Karlsruher FV emerged in the 2nd Oberliga Süd in 1951–52 and played second division football there until being relegated in 1957. The club won two titles in the Amateurliga Nordbaden (III) in 1952 and 1974 but after this the team fell to tier V Kreisliga play before being disqualified from league operations in October 2004, after collapsing financially.

===Revival===
The club was not dissolved at any time after the disqualification from league operations and returned to amateur league football in 2007, finishing 9th in the Kreisklasse C, Staffel 3 – Kreis Karlsruhe (X), the lowest division in the North Baden region, in 2007–08. The 2008–09 season proved disastrous for the club, coming last in its division with only one win and 21 losses in 24 games. After a tenth place in 2009–10, in 2010–11, the side finished 15th and last once more, with only two wins, a draw and 27 defeats and 127 goals conceded. The club came last in its division once more in 2011–12 but conceded less than 100 goals in this season.

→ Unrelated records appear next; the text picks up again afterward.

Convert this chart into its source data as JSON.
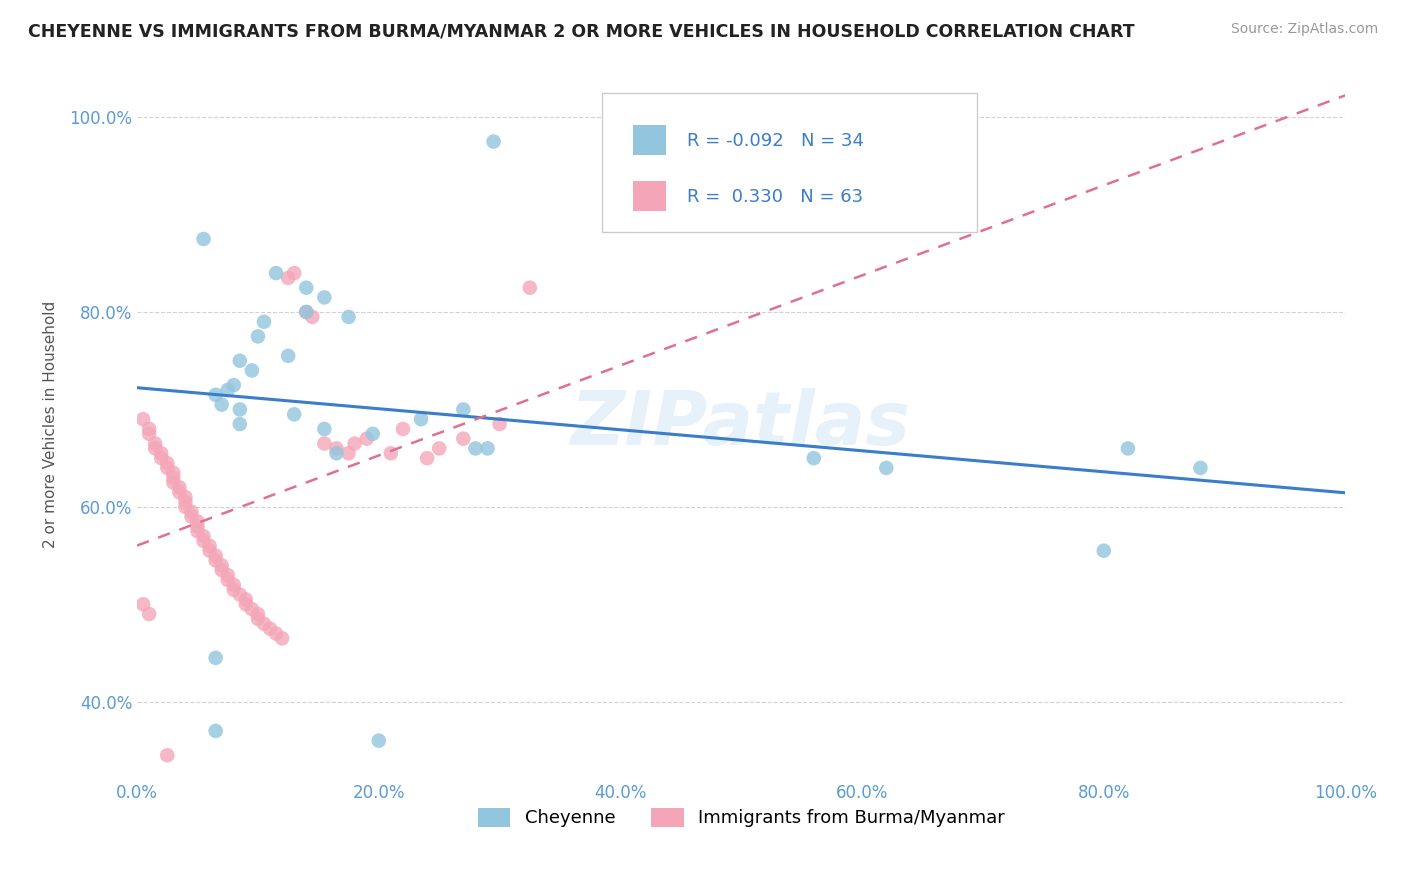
{
  "title": "CHEYENNE VS IMMIGRANTS FROM BURMA/MYANMAR 2 OR MORE VEHICLES IN HOUSEHOLD CORRELATION CHART",
  "source": "Source: ZipAtlas.com",
  "ylabel": "2 or more Vehicles in Household",
  "legend_label_blue": "Cheyenne",
  "legend_label_pink": "Immigrants from Burma/Myanmar",
  "R_blue": -0.092,
  "N_blue": 34,
  "R_pink": 0.33,
  "N_pink": 63,
  "blue_color": "#92c5de",
  "pink_color": "#f4a6b8",
  "blue_line_color": "#3a7dc9",
  "pink_line_color": "#e07090",
  "watermark": "ZIPatlas",
  "xlim": [
    0.0,
    1.0
  ],
  "ylim": [
    0.32,
    1.05
  ],
  "blue_scatter_x": [
    0.295,
    0.055,
    0.115,
    0.14,
    0.155,
    0.14,
    0.175,
    0.105,
    0.1,
    0.125,
    0.085,
    0.095,
    0.08,
    0.075,
    0.065,
    0.07,
    0.085,
    0.13,
    0.085,
    0.235,
    0.27,
    0.155,
    0.195,
    0.165,
    0.29,
    0.28,
    0.56,
    0.62,
    0.82,
    0.8,
    0.88,
    0.065,
    0.065,
    0.2
  ],
  "blue_scatter_y": [
    0.975,
    0.875,
    0.84,
    0.825,
    0.815,
    0.8,
    0.795,
    0.79,
    0.775,
    0.755,
    0.75,
    0.74,
    0.725,
    0.72,
    0.715,
    0.705,
    0.7,
    0.695,
    0.685,
    0.69,
    0.7,
    0.68,
    0.675,
    0.655,
    0.66,
    0.66,
    0.65,
    0.64,
    0.66,
    0.555,
    0.64,
    0.445,
    0.37,
    0.36
  ],
  "pink_scatter_x": [
    0.005,
    0.01,
    0.01,
    0.015,
    0.015,
    0.02,
    0.02,
    0.025,
    0.025,
    0.03,
    0.03,
    0.03,
    0.035,
    0.035,
    0.04,
    0.04,
    0.04,
    0.045,
    0.045,
    0.05,
    0.05,
    0.05,
    0.055,
    0.055,
    0.06,
    0.06,
    0.065,
    0.065,
    0.07,
    0.07,
    0.075,
    0.075,
    0.08,
    0.08,
    0.085,
    0.09,
    0.09,
    0.095,
    0.1,
    0.1,
    0.105,
    0.11,
    0.115,
    0.12,
    0.125,
    0.13,
    0.14,
    0.145,
    0.155,
    0.165,
    0.175,
    0.18,
    0.19,
    0.21,
    0.22,
    0.24,
    0.25,
    0.27,
    0.3,
    0.325,
    0.005,
    0.01,
    0.025
  ],
  "pink_scatter_y": [
    0.69,
    0.68,
    0.675,
    0.665,
    0.66,
    0.655,
    0.65,
    0.645,
    0.64,
    0.635,
    0.63,
    0.625,
    0.62,
    0.615,
    0.61,
    0.605,
    0.6,
    0.595,
    0.59,
    0.585,
    0.58,
    0.575,
    0.57,
    0.565,
    0.56,
    0.555,
    0.55,
    0.545,
    0.54,
    0.535,
    0.53,
    0.525,
    0.52,
    0.515,
    0.51,
    0.505,
    0.5,
    0.495,
    0.49,
    0.485,
    0.48,
    0.475,
    0.47,
    0.465,
    0.835,
    0.84,
    0.8,
    0.795,
    0.665,
    0.66,
    0.655,
    0.665,
    0.67,
    0.655,
    0.68,
    0.65,
    0.66,
    0.67,
    0.685,
    0.825,
    0.5,
    0.49,
    0.345
  ],
  "xtick_labels": [
    "0.0%",
    "20.0%",
    "40.0%",
    "60.0%",
    "80.0%",
    "100.0%"
  ],
  "xtick_positions": [
    0.0,
    0.2,
    0.4,
    0.6,
    0.8,
    1.0
  ],
  "ytick_labels": [
    "40.0%",
    "60.0%",
    "80.0%",
    "100.0%"
  ],
  "ytick_positions": [
    0.4,
    0.6,
    0.8,
    1.0
  ]
}
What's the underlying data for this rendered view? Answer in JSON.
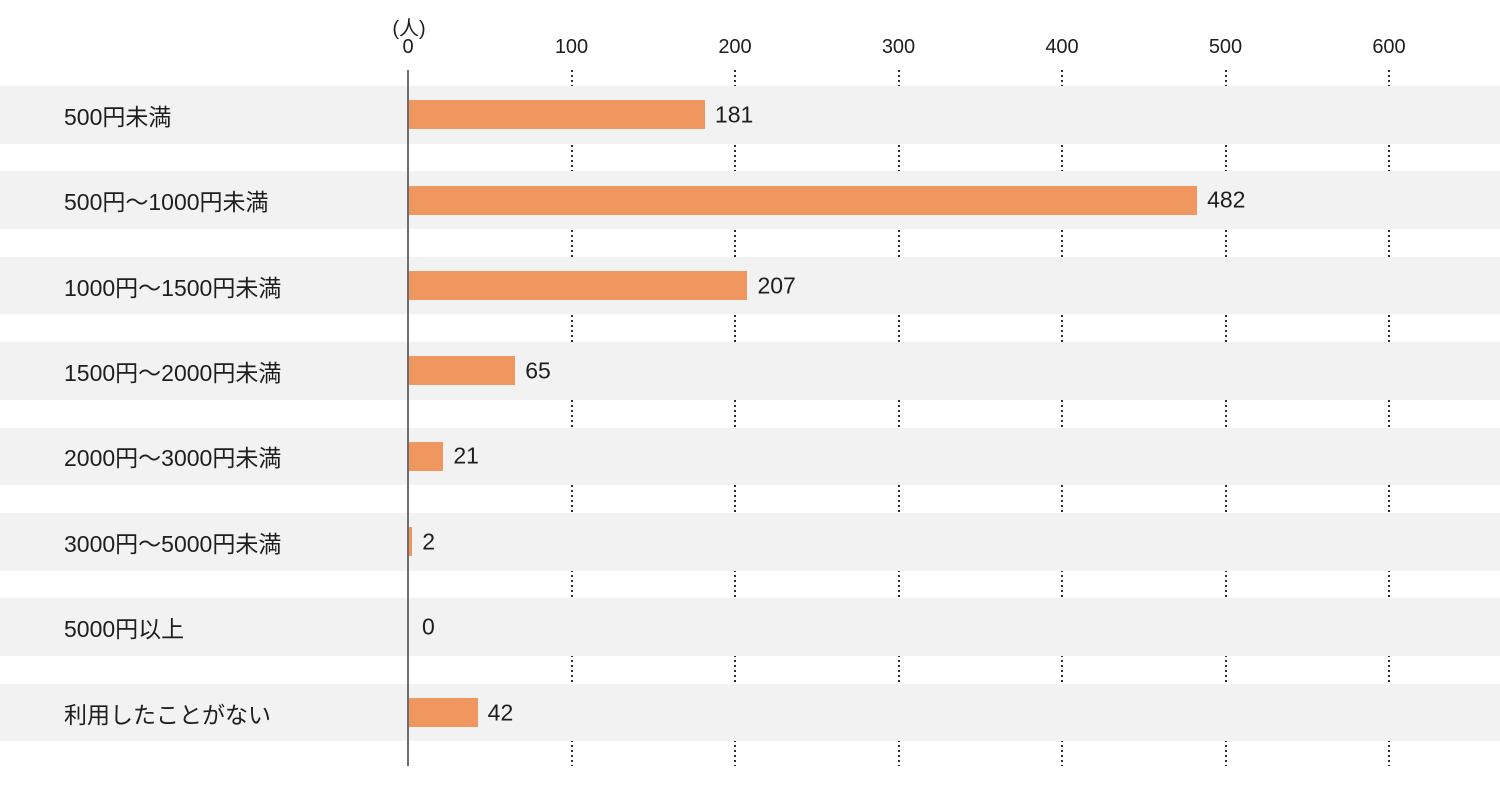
{
  "chart_data": {
    "type": "bar",
    "orientation": "horizontal",
    "unit": "(人)",
    "categories": [
      "500円未満",
      "500円〜1000円未満",
      "1000円〜1500円未満",
      "1500円〜2000円未満",
      "2000円〜3000円未満",
      "3000円〜5000円未満",
      "5000円以上",
      "利用したことがない"
    ],
    "values": [
      181,
      482,
      207,
      65,
      21,
      2,
      0,
      42
    ],
    "x_ticks": [
      0,
      100,
      200,
      300,
      400,
      500,
      600
    ],
    "xlim": [
      0,
      600
    ],
    "grid": "vertical-dotted-between-rows",
    "legend": "none",
    "bar_color": "#F0975F",
    "row_band_color": "#F2F2F2",
    "axis_line_color": "#6E6E6E",
    "grid_dot_color": "#2E2E2E",
    "text_color": "#1E1E1E",
    "background_color": "#FFFFFF"
  }
}
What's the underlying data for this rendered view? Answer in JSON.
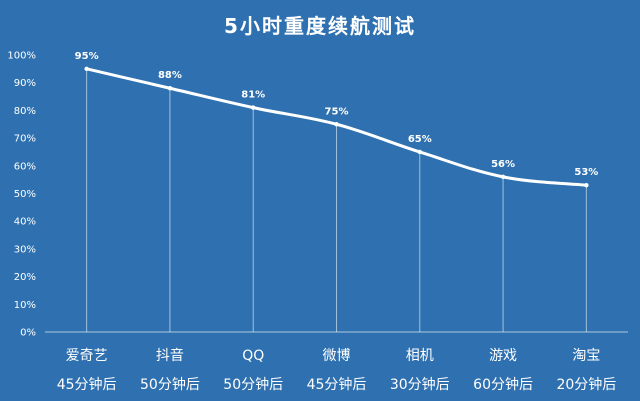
{
  "chart_data": {
    "type": "line",
    "title": "5小时重度续航测试",
    "categories": [
      "爱奇艺",
      "抖音",
      "QQ",
      "微博",
      "相机",
      "游戏",
      "淘宝"
    ],
    "subcategories": [
      "45分钟后",
      "50分钟后",
      "50分钟后",
      "45分钟后",
      "30分钟后",
      "60分钟后",
      "20分钟后"
    ],
    "series": [
      {
        "values": [
          95,
          88,
          81,
          75,
          65,
          56,
          53
        ]
      }
    ],
    "data_labels": [
      "95%",
      "88%",
      "81%",
      "75%",
      "65%",
      "56%",
      "53%"
    ],
    "yticks": [
      "0%",
      "10%",
      "20%",
      "30%",
      "40%",
      "50%",
      "60%",
      "70%",
      "80%",
      "90%",
      "100%"
    ],
    "ylim": [
      0,
      100
    ],
    "grid": false,
    "colors": {
      "background": "#2f71b0",
      "line": "#ffffff"
    }
  }
}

In 2017-18 the club went on to finish 2nd and was promoted to the Kreisklasse B after two victories in the play-offs.

==Honours==
The club's honours:

===League===
- German football championship
  - Champions: 1910
- Southern German championship
  - Champions: 1901, 1902, 1903, 1904, 1905, 1910, 1911, 1912

===Regional===
- Südkreis-Liga (I)
  - Champions: 1910, 1911, 1912
- Kreisliga Südwest (I)
  - Champions: 1922
- Bezirksliga Württemberg-Baden (I)
  - Champions: 1927
- Bezirksliga Baden (I)
  - Champions: 1928, 1929, 1931, 1932

===Cup===
- North Baden Cup (Tiers III-VII)
  - Winners: 1961, 1962, 1965

==Notable former players==

- GER Julius Hirsch
- GER Gottfried Fuchs
- GER Hermann Bosch
- GER Max Breunig
- GER Fritz Förderer
- GER Wilhelm Gros
- GER Ernst Hollstein
- GER Lorenz Huber
- GER Franz Immig
- GER Manfred Eglin
- GER Ernst Willimowski
- GER Ludwig Damminger
- GER Kurt Ehrmann
- TUR Bekir Refet
- FRA Fritz Keller
- GER Michael Nees
- GER Pietro Lombardi

==Notable former coaches==
- ENG William Townley
- GER Karl Striebinger
- GER Fritz Ruchay
- GER Bernhard Termath
- SCO Jimmy Lawrence

==Notable former athletes==
- GER Lina Radke
- GER Georg Amberger
- GER Albert Steinmetz

==Former Chairmen and patrons==
- GER Friedrich Wilhelm Nohe
- GER Ivo Schricker
- GER Walther Bensemann
- GER Prince Maximilian of Baden

==Recent seasons==
The recent season-by-season performance of the club:

| Season | Division | Tier | Position |
| 2007–08 | Kreisklasse C Karlsruhe Staffel 1 | X | 8th |
| 2008–09 | Kreisklasse C Karlsruhe Staffel 1 | XI | 13th |
| 2009–10 | Kreisklasse C Karlsruhe Staffel 1 | 10th |
| 2010–11 | Kreisklasse C Karlsruhe Staffel 1 | 15th |
| 2011–12 | Kreisklasse C Karlsruhe Staffel 1 | 15th |
| 2012–13 | Kreisklasse C Karlsruhe Staffel 1 | 10th |
| 2013–14 | Kreisklasse C Karlsruhe Staffel 1 | 9th |
| 2014–15 | Kreisklasse C Karlsruhe Staffel 1 | 11th |
| 2015–16 | Kreisklasse C Karlsruhe Staffel 1 | 14th |
| 2016–17 | Kreisklasse C Karlsruhe Staffel 1 | 15th |
| 2017–18 | Kreisklasse C Karlsruhe Staffel 1 | 2nd ↑ |
| 2018–19 | Kreisklasse B Karlsruhe Staffel 2 | X | 11th |
| 2019–20 | Kreisklasse B Karlsruhe Staffel 2 | 4th |

- With the introduction of the Regionalligas in 1994 and the 3. Liga in 2008 as the new third tier, below the 2. Bundesliga, all leagues below dropped one tier.